Liberal Moon Jae-in is predicted to win the South Korean presidential vote, exit polls suggest.
Moon, 64, is expected to take over 40 percent of the vote.
The human rights lawyer favours a moderate policy on neighbour and rival, North Korea.
Why is there an election?
South Koreans have been voting in their presidential election, looking to move on from a corruption scandal that brought down former leader Park Geun-hye and shook the establishment.

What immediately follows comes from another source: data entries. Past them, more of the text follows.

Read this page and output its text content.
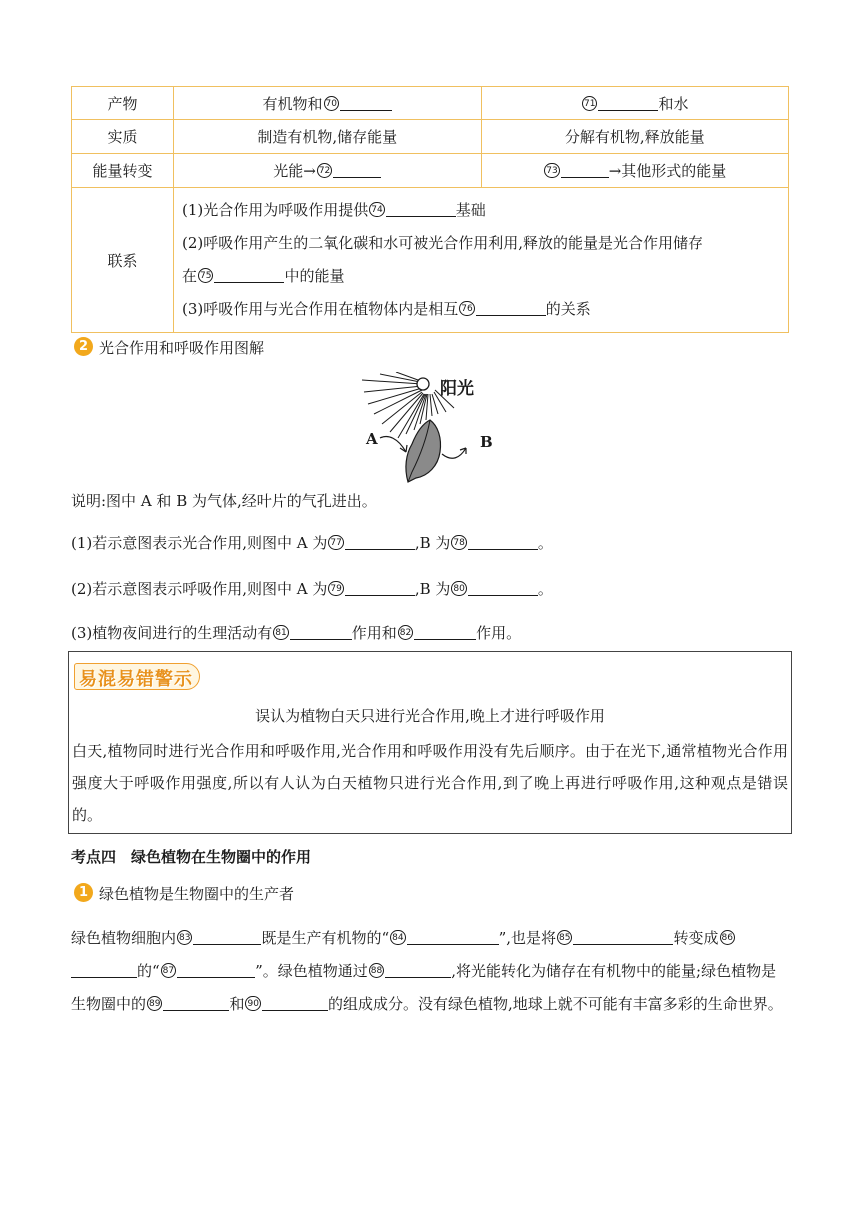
产物	有机物和 70	71 和水
实质	制造有机物,储存能量	分解有机物,释放能量
能量转变	光能→ 72	73 →其他形式的能量
联系	(1)光合作用为呼吸作用提供 74 基础

(2)呼吸作用产生的二氧化碳和水可被光合作用利用,释放的能量是光合作用储存

在 75 中的能量

(3)呼吸作用与光合作用在植物体内是相互 76 的关系	

2 光合作用和呼吸作用图解
阳光
A	B
说明:图中 A 和 B 为气体,经叶片的气孔进出。
(1)若示意图表示光合作用,则图中 A 为 77	,B 为 78	。
(2)若示意图表示呼吸作用,则图中 A 为 79	,B 为 80	。
(3)植物夜间进行的生理活动有 81	作用和 82	作用。
易混易错警示
误认为植物白天只进行光合作用,晚上才进行呼吸作用

白天,植物同时进行光合作用和呼吸作用,光合作用和呼吸作用没有先后顺序。由于在光下,通常植物光合作用强度大于呼吸作用强度,所以有人认为白天植物只进行光合作用,到了晚上再进行呼吸作用,这种观点是错误的。

考点四　绿色植物在生物圈中的作用
1 绿色植物是生物圈中的生产者

绿色植物细胞内 83	既是生产有机物的“ 84	”,也是将 85	转变成 86的“ 87	”。绿色植物通过 88	,将光能转化为储存在有机物中的能量;绿色植物是生物圈中的 89	和 90	的组成成分。没有绿色植物,地球上就不可能有丰富多彩的生命世界。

The vote will end a months-long leadership vacuum. Park was ousted on charges of bribery and abuse of power and is in jail, awaiting trial.
Background on Moon Jae-in
Moon has criticised previous governments for failing to stop Pyongyang’s weapons development, and advocates dialogue while maintaining pressure and sanctions.
He also wants to reform powerful family-run conglomerates and boost spending to create jobs.
Who else was running?
Almost 20 points behind in the polls, centrist Ahn Cheol-soo voted in Seoul and said he would wait for the people’s “wise decision”.
If elected he, like Moon, was expected to avoid a lavish inauguration ceremony and start work immediately.
Third according to the polls, the ultra-conservative Hong Joon-Pyo cast his vote in the capital.
The outspoken former prosecutor, taken to task over sexism, argues for a harder line towards North Korea.
The winner is expected to be sworn in on Wednesday (May 10).